Watson told Mary about his past liaisons, of course. She didn't particularly mind (the fact that for all his blithe sensuality, she was the first woman he'd actually been in love with may have had something to do with that).

He kept up his membership in a particular club catering to gentlemen of a certain persuasion after his marriage in order to keep in touch with some of his friends, politely declining any offers of physical intimacy with an 'I'm afraid I'm spoken for.' On a few occasions, indeed, Mary called at the club to let him know that a patient needed him; twice some of the club's cross-dressing members and guests mistook her for one of themselves and swept her up for a consultation on beautifying methods. On one such occasion, Holmes, having been disguised as one of the club's waiters on the trail of a case, was seized by inspiration, broke cover, and attempted to collect Watson for a quick chase; there was something of an awkward confrontation which Holmes cut short by beginning "My dear Watson, you know me to be erratic in my habits," passing through many and various other failings as a coinhabitant, and finishing "I am not, however, unobservant", before sweeping off -- followed, after a moment, by both Watsons, to general applause and approbation.
  

  10. The paragraph about 'my wife had gone to her mother's' near the beginning of "The Five Orange Pips" was the idea for a beginning of a story that JHW had absentmindedly jotted down in the margin of the manuscript copy that accidentally got sent to the _Strand_ : it was inserted by a bemused copy-editor into the story proper. (JHW was annoyed. ACD was amused. Mary nearly died laughing and promptly began teasing her husband about this mythical first wife, keeping it up as an ever-more-elaborate joke that, in its final form, established the lady's mother as the Ranee of Magadha.) 

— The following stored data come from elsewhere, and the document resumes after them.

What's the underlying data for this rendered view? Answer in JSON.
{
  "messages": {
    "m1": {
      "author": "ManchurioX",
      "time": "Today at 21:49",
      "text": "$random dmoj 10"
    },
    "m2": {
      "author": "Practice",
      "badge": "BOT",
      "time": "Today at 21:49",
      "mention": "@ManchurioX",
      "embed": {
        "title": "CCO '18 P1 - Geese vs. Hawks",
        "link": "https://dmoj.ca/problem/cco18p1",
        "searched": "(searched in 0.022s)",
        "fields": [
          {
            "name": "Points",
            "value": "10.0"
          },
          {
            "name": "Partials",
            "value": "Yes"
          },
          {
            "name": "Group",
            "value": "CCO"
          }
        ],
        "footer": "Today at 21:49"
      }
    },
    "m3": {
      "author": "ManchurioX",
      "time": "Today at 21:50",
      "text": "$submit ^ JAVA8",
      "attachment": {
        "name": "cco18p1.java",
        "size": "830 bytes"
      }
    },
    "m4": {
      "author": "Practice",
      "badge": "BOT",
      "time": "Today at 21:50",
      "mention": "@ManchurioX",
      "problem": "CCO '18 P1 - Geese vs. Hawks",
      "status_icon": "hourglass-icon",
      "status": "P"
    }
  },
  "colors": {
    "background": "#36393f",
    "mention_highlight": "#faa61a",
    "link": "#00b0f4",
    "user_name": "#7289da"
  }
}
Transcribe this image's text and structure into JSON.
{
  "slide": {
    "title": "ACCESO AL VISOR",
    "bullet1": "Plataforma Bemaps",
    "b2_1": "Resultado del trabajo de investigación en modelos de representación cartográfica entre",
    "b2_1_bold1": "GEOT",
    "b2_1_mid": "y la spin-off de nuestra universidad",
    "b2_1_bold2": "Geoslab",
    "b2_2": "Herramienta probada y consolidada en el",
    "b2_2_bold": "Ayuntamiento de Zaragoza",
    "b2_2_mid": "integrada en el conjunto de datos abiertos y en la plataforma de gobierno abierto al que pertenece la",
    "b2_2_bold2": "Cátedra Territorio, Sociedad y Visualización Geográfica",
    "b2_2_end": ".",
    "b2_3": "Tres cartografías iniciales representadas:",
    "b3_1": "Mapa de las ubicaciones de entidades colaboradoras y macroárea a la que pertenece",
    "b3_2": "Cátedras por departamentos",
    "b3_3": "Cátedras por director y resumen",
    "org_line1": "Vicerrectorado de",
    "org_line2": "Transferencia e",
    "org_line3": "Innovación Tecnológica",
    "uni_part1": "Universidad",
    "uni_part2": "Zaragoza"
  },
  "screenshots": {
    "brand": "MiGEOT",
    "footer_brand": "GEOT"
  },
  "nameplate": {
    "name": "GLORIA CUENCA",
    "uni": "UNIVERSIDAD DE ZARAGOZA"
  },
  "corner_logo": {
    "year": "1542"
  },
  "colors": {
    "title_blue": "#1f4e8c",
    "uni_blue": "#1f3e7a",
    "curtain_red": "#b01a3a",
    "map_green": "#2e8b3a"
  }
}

Other such editorial emendations were 'baritsu' for 'jhujutsu' in "The Empty House" (although that may have been due to the hired typist, and in either case the responsible party was probably thinking of 'bartitsu') and 'Chaldean' for 'Tartessean' in "The Devil's Foot" (which Holmes got very annoyed indeed about, possibly because Chaldean ancestry was a particular academic's crackpot theory); _Beeton's Christmas Annual_ 's sacrifice of the final '-er' in 'his wrists are fairer' to the requirements of typesetting (copied in all later reprints of STUD, though not the _Reminiscenses_ ) seems mild and innocuous by comparison.

  

  11. At least one of Watson's near ancestors is Marathi. John H. Watson (the H. after his father) can pass for fully European, and has been doing so, to his self-disgust. His brother can't. 

He told Mary, of course. He hasn't told many of his partners before or since (except those who already knew).

Holmes, naturally, noticed the gist of it within five minutes of meeting him, although it took rather longer to deduce 'Mahratta' rather than Hindi or Tamil or what-have-you, and couldn't be bothered to mention it until they had a case when it would be very useful for somebody to disguise themselves as a Maratha cavalryman (at least, of the many disguises that would be highly useful in the circumstances, it was the only one Holmes thought Watson at all likely to pull off).

  

  12. Holmes' deduction that Colonel Sebastian Moran had shot Adair in order to cover up some postualted cheating at cards, while only stretching Occam's razor slightly, was sadly incorrect. Moran had been in the habit of playing cards with two men who counted them as naturally as they breathed; one of them had worked out the change in odds for nearly every possible hand in the most common card games once when he got bored, and required Moran to memorize said odds to improve the association's cash flow and otherwise launder at least some of his own money -- he doesn't NEED to cheat at cards. 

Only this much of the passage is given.